Ingredients

1 1/2 lbs boneless and skinlass salmon fillets
1 small onion
1 stalk celery
3 sprigs parsley
2 tablespoons chopped fresh dill
1/2 teaspoon salt
1/8 teaspoon cayenne
1 1/2 cups dry breadcrumbs
1/2 - 1 cup oil ( for frying )
1 egg
1 egg white
Fresh salmon latkes are a healthy and delicious twist on the classic potato pancake. These crispy treats are a great way to incorporate more seafood into your diet, while still satisfying your craving for something crispy and savory. The use of fresh herbs and spices brings a burst of flavor to the dish, making it a crowd-pleaser for both adults and children alike. Whether served as an appetizer, snack or meal, these fresh salmon latkes are sure to be a hit.

Instructions

1.Start by making the salmon latkes batter. In a food processor, pulse the salmon, onion, celery, parsley, dill, salt, and cayenne until coarsely ground.
2.Transfer the salmon mixture to a large bowl and mix in the breadcrumbs, egg, and egg white until evenly combined.
3.Heat the oil in a frying pan over medium heat. Use a small scoop or spoon to form the salmon mixture into small patties and gently place them in the hot oil.
4.Fry the salmon latkes for about 3-4 minutes on each side, or until golden brown and crispy. Drain on paper towels before serving.

PROS

These fresh salmon latkes are packed with protein and omega-3 fatty acids, making them a healthy addition to your diet.
They are crispy on the outside and moist on the inside, with a delicious blend of herbs and spices.

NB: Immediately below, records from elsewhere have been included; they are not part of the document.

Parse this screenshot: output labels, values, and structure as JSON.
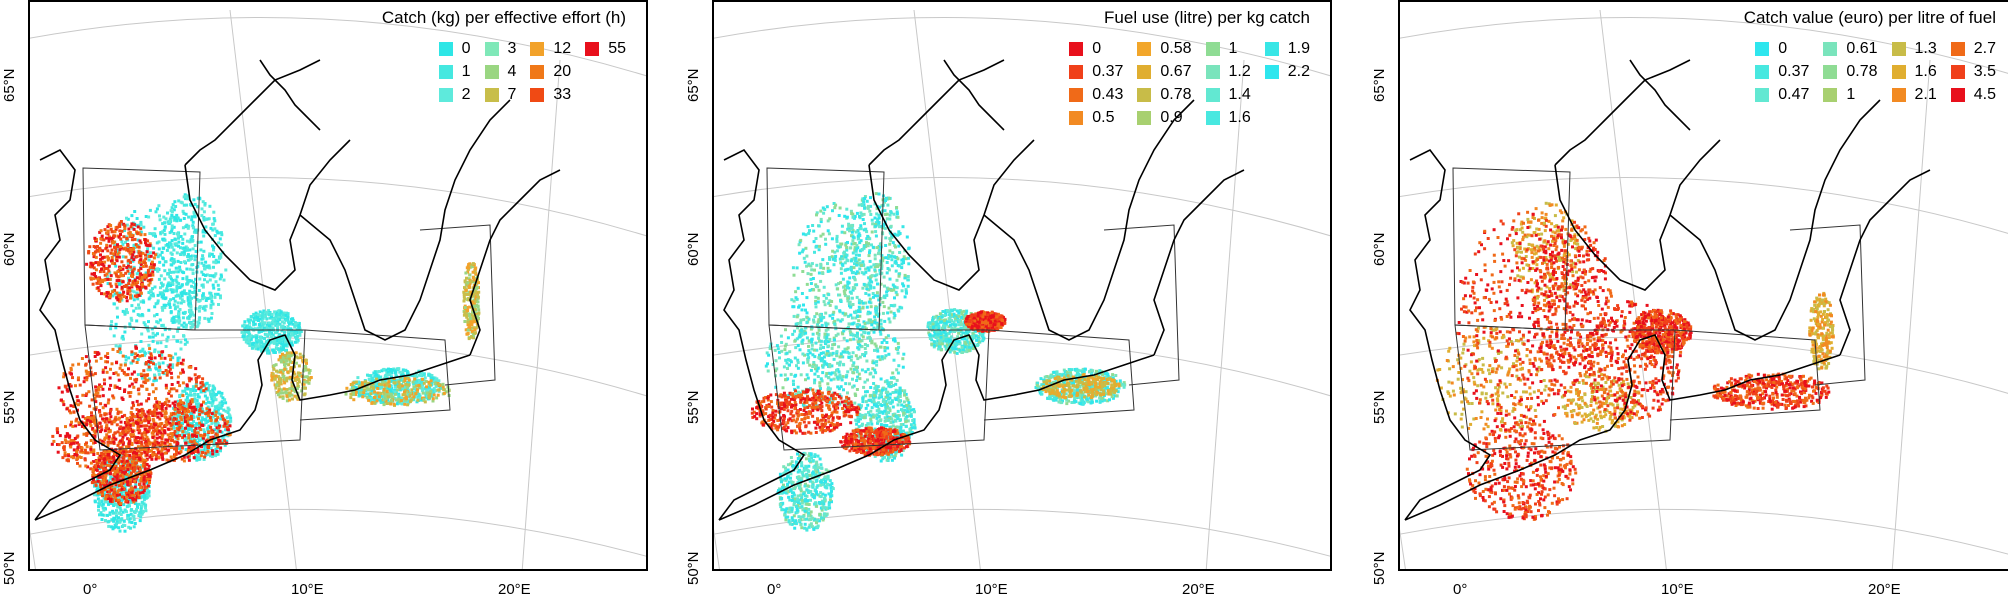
{
  "panels": [
    {
      "title": "Catch (kg) per effective effort (h)",
      "legend": [
        [
          {
            "label": "0",
            "color": "#2ee6e6"
          },
          {
            "label": "1",
            "color": "#45e8e0"
          },
          {
            "label": "2",
            "color": "#5eeadc"
          }
        ],
        [
          {
            "label": "3",
            "color": "#7fe8b8"
          },
          {
            "label": "4",
            "color": "#9ad682"
          },
          {
            "label": "7",
            "color": "#c8be4a"
          }
        ],
        [
          {
            "label": "12",
            "color": "#f2a22a"
          },
          {
            "label": "20",
            "color": "#f07818"
          },
          {
            "label": "33",
            "color": "#f04a14"
          }
        ],
        [
          {
            "label": "55",
            "color": "#e8101c"
          }
        ]
      ],
      "dominant_colors": [
        "#2ee6e6",
        "#f04a14",
        "#e8101c"
      ],
      "lat_labels": [
        "50°N",
        "55°N",
        "60°N",
        "65°N"
      ],
      "lon_labels": [
        "0°",
        "10°E",
        "20°E"
      ]
    },
    {
      "title": "Fuel use (litre) per kg catch",
      "legend": [
        [
          {
            "label": "0",
            "color": "#e8101c"
          },
          {
            "label": "0.37",
            "color": "#f0401a"
          },
          {
            "label": "0.43",
            "color": "#f06a18"
          },
          {
            "label": "0.5",
            "color": "#f28a22"
          }
        ],
        [
          {
            "label": "0.58",
            "color": "#f2a62a"
          },
          {
            "label": "0.67",
            "color": "#e0ae30"
          },
          {
            "label": "0.78",
            "color": "#c8bc48"
          },
          {
            "label": "0.9",
            "color": "#a8d070"
          }
        ],
        [
          {
            "label": "1",
            "color": "#8fdc94"
          },
          {
            "label": "1.2",
            "color": "#7ae4bc"
          },
          {
            "label": "1.4",
            "color": "#62e8d2"
          },
          {
            "label": "1.6",
            "color": "#48e8e0"
          }
        ],
        [
          {
            "label": "1.9",
            "color": "#38e6e6"
          },
          {
            "label": "2.2",
            "color": "#2ee6ee"
          }
        ]
      ],
      "dominant_colors": [
        "#2ee6e6",
        "#e8101c"
      ],
      "lat_labels": [
        "50°N",
        "55°N",
        "60°N",
        "65°N"
      ],
      "lon_labels": [
        "0°",
        "10°E",
        "20°E"
      ]
    },
    {
      "title": "Catch value (euro) per litre of fuel",
      "legend": [
        [
          {
            "label": "0",
            "color": "#2ee6ee"
          },
          {
            "label": "0.37",
            "color": "#48e8e0"
          },
          {
            "label": "0.47",
            "color": "#62e8d2"
          }
        ],
        [
          {
            "label": "0.61",
            "color": "#7ae4bc"
          },
          {
            "label": "0.78",
            "color": "#8fdc94"
          },
          {
            "label": "1",
            "color": "#a8d070"
          }
        ],
        [
          {
            "label": "1.3",
            "color": "#c8bc48"
          },
          {
            "label": "1.6",
            "color": "#e0ae30"
          },
          {
            "label": "2.1",
            "color": "#f28a22"
          }
        ],
        [
          {
            "label": "2.7",
            "color": "#f06a18"
          },
          {
            "label": "3.5",
            "color": "#f0401a"
          },
          {
            "label": "4.5",
            "color": "#e8101c"
          }
        ]
      ],
      "dominant_colors": [
        "#f04a14",
        "#e8101c",
        "#f28a22"
      ],
      "lat_labels": [
        "50°N",
        "55°N",
        "60°N",
        "65°N"
      ],
      "lon_labels": [
        "0°",
        "10°E",
        "20°E"
      ]
    }
  ]
}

This recipe is easy to make and perfect for a quick lunch or dinner.

CONS

The use of oil for frying makes these salmon latkes high in fat and calories.
They should be enjoyed in moderation as part of a balanced diet.

Fresh salmon can be expensive and difficult to find in some areas.

HEALTH & BENEFITS

Salmon is a great source of protein, omega-3 fatty acids, and vitamin D. These nutrients have been linked to improving heart health, promoting brain function, and reducing inflammation in the body. The herbs and spices used in this recipe, including parsley and cayenne, have also been shown to have anti-inflammatory and antioxidant properties.